Estamos sentados, a una mesa. Una mesa con maderas, con briznas de pastos lejanos. Estamos sentados y nos miran, nos miramos. Nosotros, los otros, los ellos, los acá y los allá. Las dimensiones fundidas confunden. Los límites son difusos. Las personas también.
Estamos sentados, a una mesa. Una mesa donde un cadáver exquisito se revuelca en su último atisbo a este mundo, esta mesa. Porque el mundo es una mesa, donde nos miran, nos miramos. Nosotros y los otros.
Estamos sentados, a una mesa. Encendida, ardida de voces. Ardida de tizne y carbón ojeroso, nevada de hollín -nevazón anochecida, ausente de palidez invernal-, oscura en sus bordes, clara en su centro. La mesa, el tinte negro. El color del contraste, el cadáver exquisito, las briznas de esos pastos lejanos y nosotros y los otros, que nos miran y nos miramos.

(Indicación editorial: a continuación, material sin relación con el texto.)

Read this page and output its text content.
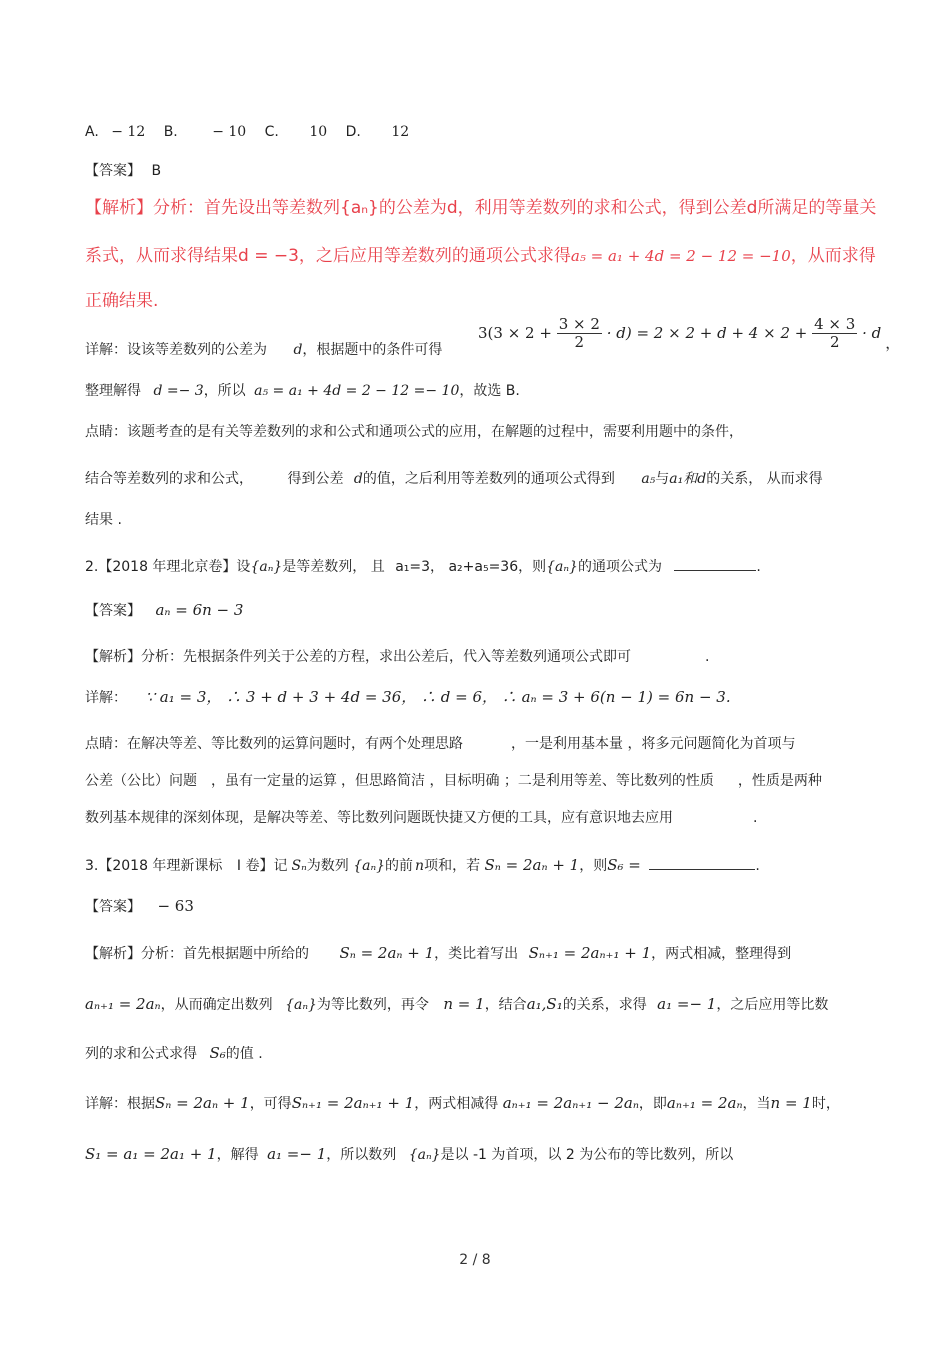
A. − 12 B. − 10 C. 10 D. 12
【答案】 B
【解析】分析：首先设出等差数列{aₙ}的公差为d，利用等差数列的求和公式，得到公差d所满足的等量关
系式，从而求得结果d = −3，之后应用等差数列的通项公式求得a₅ = a₁ + 4d = 2 − 12 = −10，从而求得
正确结果.
详解：设该等差数列的公差为 d，根据题中的条件可得
$3(3 \times 2 + \frac{3 \times 2}{2} \cdot d) = 2 \times 2 + d + 4 \times 2 + \frac{4 \times 3}{2} \cdot d$，
整理解得 d =− 3，所以 a₅ = a₁ + 4d = 2 − 12 =− 10，故选 B.
点睛：该题考查的是有关等差数列的求和公式和通项公式的应用，在解题的过程中，需要利用题中的条件，
结合等差数列的求和公式， 得到公差 d的值，之后利用等差数列的通项公式得到 a₅与a₁和d的关系， 从而求得
结果 .
2.【2018 年理北京卷】设{aₙ}是等差数列， 且 a₁=3， a₂+a₅=36，则{aₙ}的通项公式为	.
【答案】 aₙ = 6n − 3
【解析】分析：先根据条件列关于公差的方程，求出公差后，代入等差数列通项公式即可	.
详解： ∵ a₁ = 3， ∴ 3 + d + 3 + 4d = 36， ∴ d = 6， ∴ aₙ = 3 + 6(n − 1) = 6n − 3.
点睛：在解决等差、等比数列的运算问题时，有两个处理思路	，一是利用基本量 ，将多元问题简化为首项与
公差（公比）问题 ，虽有一定量的运算 ，但思路简洁 ，目标明确 ；二是利用等差、等比数列的性质 ，性质是两种
数列基本规律的深刻体现，是解决等差、等比数列问题既快捷又方便的工具，应有意识地去应用	.
3.【2018 年理新课标 I 卷】记 Sₙ为数列 {aₙ}的前 n项和，若 Sₙ = 2aₙ + 1，则S₆ =	.
【答案】 − 63
【解析】分析：首先根据题中所给的 Sₙ = 2aₙ + 1，类比着写出 Sₙ₊₁ = 2aₙ₊₁ + 1，两式相减，整理得到
aₙ₊₁ = 2aₙ，从而确定出数列 {aₙ}为等比数列，再令 n = 1，结合a₁,S₁的关系，求得 a₁ =− 1，之后应用等比数
列的求和公式求得 S₆的值 .
详解：根据Sₙ = 2aₙ + 1，可得Sₙ₊₁ = 2aₙ₊₁ + 1，两式相减得 aₙ₊₁ = 2aₙ₊₁ − 2aₙ，即aₙ₊₁ = 2aₙ，当n = 1时，
S₁ = a₁ = 2a₁ + 1，解得 a₁ =− 1，所以数列 {aₙ}是以 -1 为首项，以 2 为公布的等比数列，所以
2 / 8
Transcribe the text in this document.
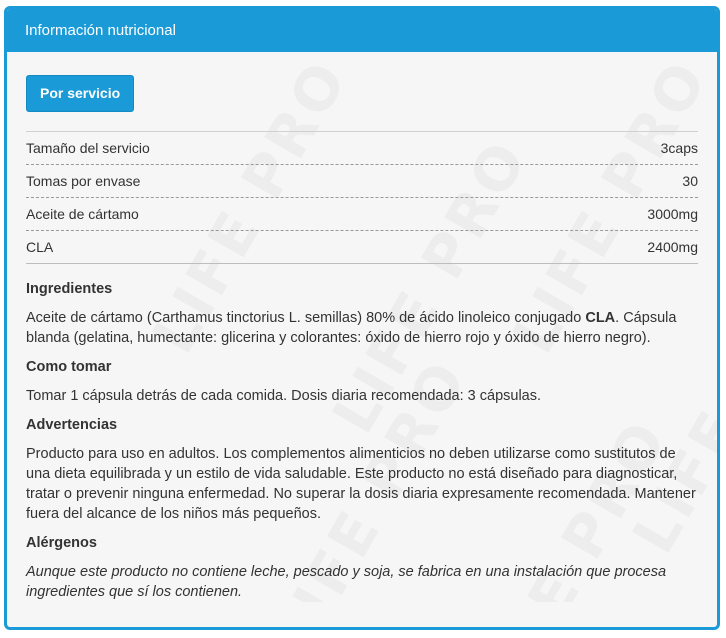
Información nutricional
Por servicio
Tamaño del servicio	3caps
Tomas por envase	30
Aceite de cártamo	3000mg
CLA	2400mg

Ingredientes

Aceite de cártamo (Carthamus tinctorius L. semillas) 80% de ácido linoleico conjugado CLA. Cápsula blanda (gelatina, humectante: glicerina y colorantes: óxido de hierro rojo y óxido de hierro negro).

Como tomar

Tomar 1 cápsula detrás de cada comida. Dosis diaria recomendada: 3 cápsulas.

Advertencias

Producto para uso en adultos. Los complementos alimenticios no deben utilizarse como sustitutos de una dieta equilibrada y un estilo de vida saludable. Este producto no está diseñado para diagnosticar, tratar o prevenir ninguna enfermedad. No superar la dosis diaria expresamente recomendada. Mantener fuera del alcance de los niños más pequeños.

Alérgenos

Aunque este producto no contiene leche, pescado y soja, se fabrica en una instalación que procesa ingredientes que sí los contienen.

Estamos sentados, a una mesa. La mesa, esta mesa, nuestra mesa; la comida está servida. Plato frío, de entrada. Plato suculento, aceitoso, rebosante de desigualdad y vapores de satíricas imágenes de historia viva. Cadenas y sogas, para condimentar. Mezcladas en la pimienta, las liendres de los esclavos hacinados; mezclada en el vino, la sangre de los caídos masacrados; mezcladas en el agua y la sal, las lágrimas de los no caídos, los que los cayeron carcomidos en culpa. Sí, porque sobrevivir también es eso: mezcla culpa con asqueroso alivio.
Estamos sentados, a una mesa. Vamos a cortar el costillar. Lo dividiremos en partes iguales. El jugo (en realidad es sangre, pero la ilusión es nuestra debilidad) manará del corte profundo y se escurrirá por la fuente hasta los labios de los pobres decrépitos que se acuchillan por una gota de nuestro resabio. Vamos a cortar ese costillar; lo dividiremos en partes iguales y se relamerán los pobres decrépitos con nuestro resabio. Y comeremos. Hasta el hastío, comeremos. Hasta vomitar nuestro exceso para seguir comiendo. Repetiremos una, dos, tres veces. Tres insultantes, tres asquerosas veces. Y sí.
Nos miran, nos miramos. Gordos, henchidos de placer de devorar sangres y carnes, lágrimas y liendres, ojos y cabellos de ángel. De ángel desnutrido.
Y sí, porque sobrevivir, es también eso... incomprensiblemente injusto.